Como para demostrar que su movimiento no quería obstaculizar la guerra contra los realistas, Borges dejó pasar unas carretas que iban con dinero y armas a Buenos Aires, sin sacarles un sable ni una carabina, aunque mucho los necesitaba. Comenta José María Paz, en sus “Memorias”, que esta “delicadeza” evidenciaba “su impericia como caudillo, que se había metido en un atolladero sin calcular cómo habría de salir”.

Duras órdenes

El Congreso dio claras instrucciones sobre la represión ordenada. “Aprehendidas que fueran las personas de Goncebat y Borges, serán sumariadas ejecutivamente y castigados sus crímenes de un modo ejemplar, como atentatorios del orden público”, expresaba el cuerpo.

Belgrano envió a Santiago al comandante Juan Bautista Bustos, con 200 infantes y un escuadrón de Dragones que mandaba José María Paz. A la vanguardia marchaba el teniente coronel Gregorio Aráoz de La Madrid, con 130 de sus Húsares. Cuando Bustos ocupó la capital de Santiago, ya La Madrid había partido a la campaña, en persecución de Borges.

Narra La Madrid en sus “Memorias” que, ni bien llegó a Santiago, fue informado por Ibáñez sobre “el punto en que estaban reunidos los revoltosos, en número de 700 y más hombres”. Marchó entonces sobre ellos.

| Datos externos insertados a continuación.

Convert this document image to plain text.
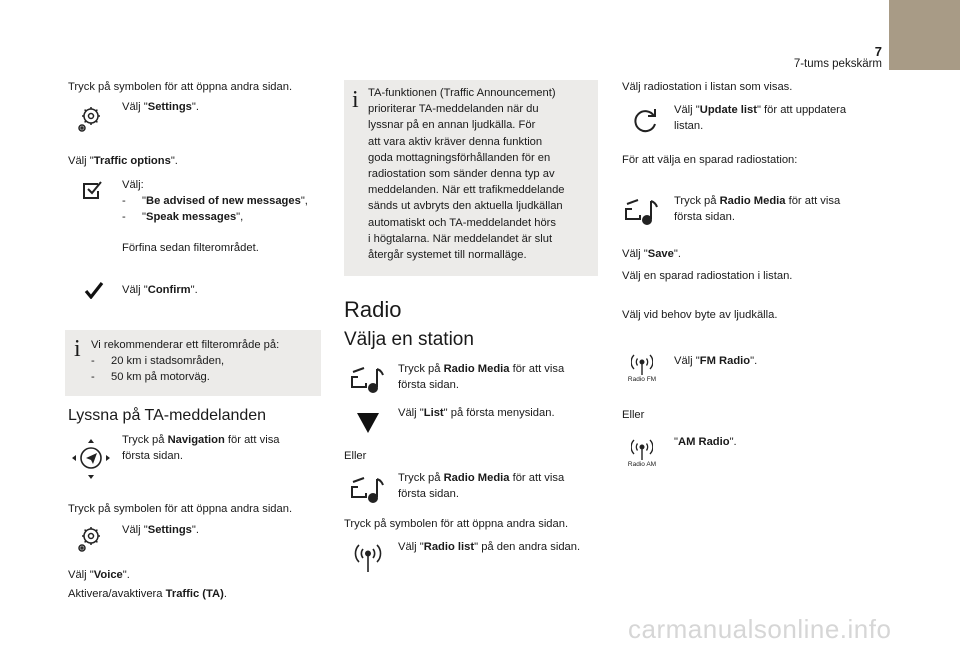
7
7-tums pekskärm
Tryck på symbolen för att öppna andra sidan.
Välj "Settings".
Välj "Traffic options".
Välj:
-	"Be advised of new messages",
-	"Speak messages",
Förfina sedan filterområdet.
Välj "Confirm".
i Vi rekommenderar ett filterområde på:
-	20 km i stadsområden,
-	50 km på motorväg.
Lyssna på TA-meddelanden
Tryck på Navigation för att visa
första sidan.
Tryck på symbolen för att öppna andra sidan.
Välj "Settings".
Välj "Voice".
Aktivera/avaktivera Traffic (TA).
i TA-funktionen (Traffic Announcement)
prioriterar TA-meddelanden när du
lyssnar på en annan ljudkälla. För
att vara aktiv kräver denna funktion
goda mottagningsförhållanden för en
radiostation som sänder denna typ av
meddelanden. När ett trafikmeddelande
sänds ut avbryts den aktuella ljudkällan
automatiskt och TA-meddelandet hörs
i högtalarna. När meddelandet är slut
återgår systemet till normalläge.
Radio
Välja en station
Tryck på Radio Media för att visa
första sidan.
Välj "List" på första menysidan.
Eller
Tryck på Radio Media för att visa
första sidan.
Tryck på symbolen för att öppna andra sidan.
Välj "Radio list" på den andra sidan.
Välj radiostation i listan som visas.
Välj "Update list" för att uppdatera
listan.
För att välja en sparad radiostation:
Tryck på Radio Media för att visa
första sidan.
Välj "Save".
Välj en sparad radiostation i listan.
Välj vid behov byte av ljudkälla.
Radio FM
Välj "FM Radio".
Eller
Radio AM
"AM Radio".
carmanualsonline.info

Su escuadrón cruzó el río y cabalgó toda la noche, llevando a su vanguardia al capitán Mariano García con 25 tiradores.

La Madrid ataca

Llegado a Pitambalá (27 de diciembre de 1816), donde acampaba Borges, cuenta La Madrid que se le vino encima una guardia de los revoltosos. Entonces, gritó: “¡Escuadrones, carabina a la espalda y sable en la mano, galope!”. Cuando arribó al campamento, vio que García ya estaba sableando a la guardia enemiga.

Entonces, escribe, “haciendo tocar ‘a degüello’ con mis cornetas, me precipito sobre los enemigos que corrían desatinados a formarse montados; los pongo en completo desorden y son perseguidos en todas direcciones al Monte de los Pinales, donde se dirigieron los más, siguiendo a su jefe y al capitán Lugones”.

Sigue La Madrid. “Fueron acuchillados por muy largo trecho en el espacio como de hora y media”, y “les matamos como 30 hombres y tomamos más de 80 prisioneros, y varias armas de fuego entre fusiles, tercerolas y trabucos, y muchas lanzas o cuchillos amarrados en cañas”.

Borges prisionero

Hizo recoger “16 o 18 heridos”, envió a Belgrano un parte de la jornada y liberó a varios prisioneros, para que avisaran a su gente que “nadie los perseguiría, porque ellos no tenían la culpa, sino el jefe que los había engañado y sacrificado inútilmente”. Los vencedores de Pitambalá serían premiados luego por el Director Supremo con un escudo de paño que llevaba la leyenda “Honor a los Defensores del Orden”.

Borges huyó solo hacia el río Salado, con el propósito de pasar a Salta, donde suponía que Güemes iba a prestarle ayuda. Pero, narra Paz, fue apresado en el territorio de su provincia “por sus mismos paisanos y entregado por un comandante de milicias (Leandro) Taboada, que me aseguraron era su pariente”.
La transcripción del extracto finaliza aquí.